Offenders who assault health practitioners in hospitals or anywhere that they are providing or supporting care will face up to six months jail, double the penalty for a common assault.

‘This legislation sends a clear message that assaults on doctors, nurses and other health professionals providing care are unacceptable,’ Health Minister David Davis said.

‘The Government is already demonstrating it is committed to improving safety and security in our hospitals and health services and will not tolerate violence against hospital staff and health practitioners.

‘Our new legislation further extends this commitment to all registered health practitioners going about their normal duties, including general practitioners, nurses, midwives, dentists, pharmacists, physiotherapists and psychologists.

‘It also includes health workers conducting home visits.

‘Health care workers should not be subject to threatening behaviour, violence and compromised safety and the Government is supporting them to the fullest.

‘The caring role of our healthcare workers should be respected.

‘Facilities or practices where health services are provided should also be safe for patients and our legislation will send a clear message to ensure that everyone is fully aware that violence will not be tolerated.’

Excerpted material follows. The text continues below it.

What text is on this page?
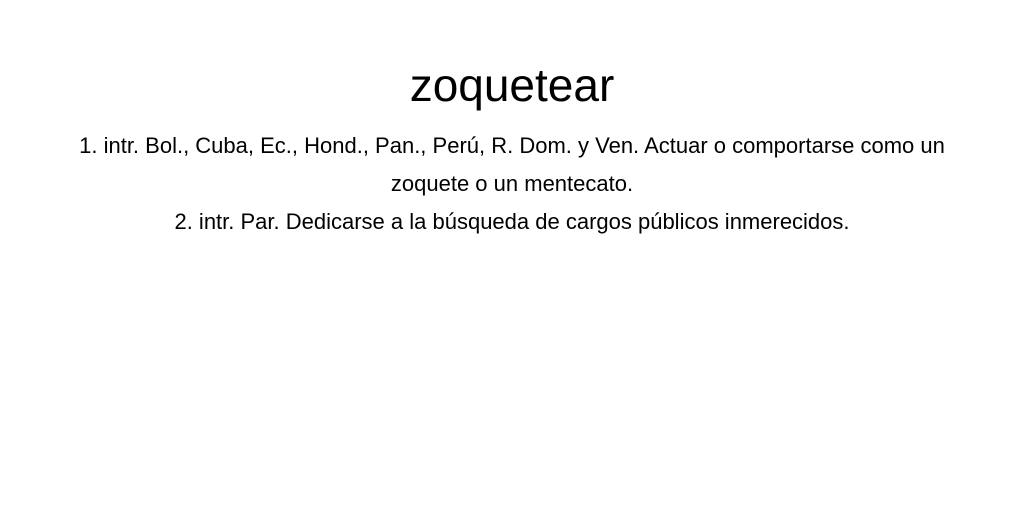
zoquetear
1. intr. Bol., Cuba, Ec., Hond., Pan., Perú, R. Dom. y Ven. Actuar o comportarse como un zoquete o un mentecato.
2. intr. Par. Dedicarse a la búsqueda de cargos públicos inmerecidos.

Mr Davis said the Government had committed more than $40 million over the forward estimates for safety and security initiatives, including funding to improve the management of mental health patients, training, capital improvements and upgrading duress and security systems.

It had also established an advisory committee to provide advice and oversight on safety and security initiatives to improve safety in healthcare settings, particularly hospitals.

The committee is chaired by Bendigo Health Chief Executive Officer John Mulder and includes senior representatives from the nursing, medical, security, human services and police sectors.